Authorities said Hall is sexually attracted to adolescent girls, and has an interest in younger boys. He has admitted to sexually abusing two 10-year-old girls and forcibly raping two women.

The U.S. Marshals Service said Hall served a 25-month sentence in North Carolina before he was released in March 2012. He was required to report to his probation officer and to a halfway house in Albany, New York. When he failed to report, the state of New York issued a warrant for his arrest.

Hall had been on the run since his release in North Carolina, and was added to the U.S. Marshals Service’s 15 Most Wanted List in September 2012.

He was featured on the “America’s Most Wanted” television program, in a show that aired in June 2012. The program detailed Hall’s violent history dating back to 1985. New York classified Hall as a Tier III sex offender – the most dangerous category.

Hall once lived in Maine, and at one time had family members living here.
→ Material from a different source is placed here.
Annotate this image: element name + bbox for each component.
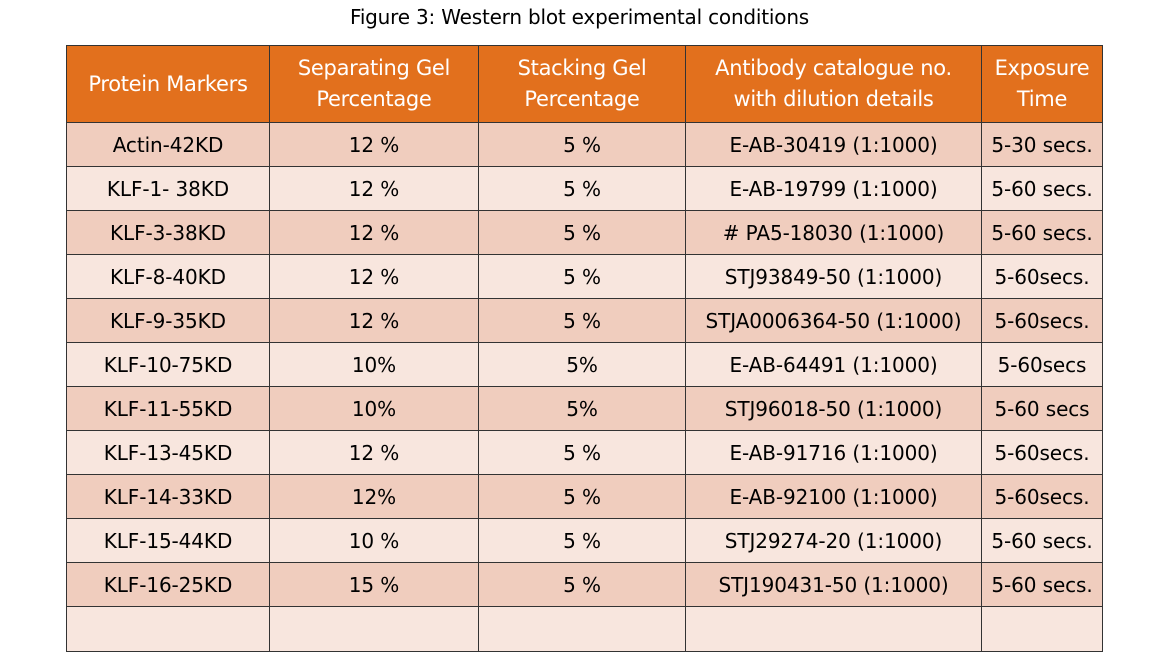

But authorities did not know why he chose to come here.

Hall told authorities after his arrest that he knew he was supposed to register as a sex offender, but didn’t, according to a prosecution document filed in federal court in Maine by Assistant U.S. Attorney Halsey Frank.

“He said that the federal system was a constant weight pushing him down,” Frank wrote.

Instead of going to a halfway house in Albany, where Hall was supposed to live after his release, he took a bus to New York City and then trains north to the Bangor area, where he lived for 18 months before getting caught, court records state.

After Hall’s arrest, he was first brought back to federal court in New York and sentenced to serve two years in prison for failure to register there, according to New York court records.

After completing that sentence, Hall was returned to Maine, where U.S. District Judge Nancy Torresen sentenced him on Friday to two more years for failure to register here. She also sentenced him to serve 10 years of supervised release after completion of his prison term.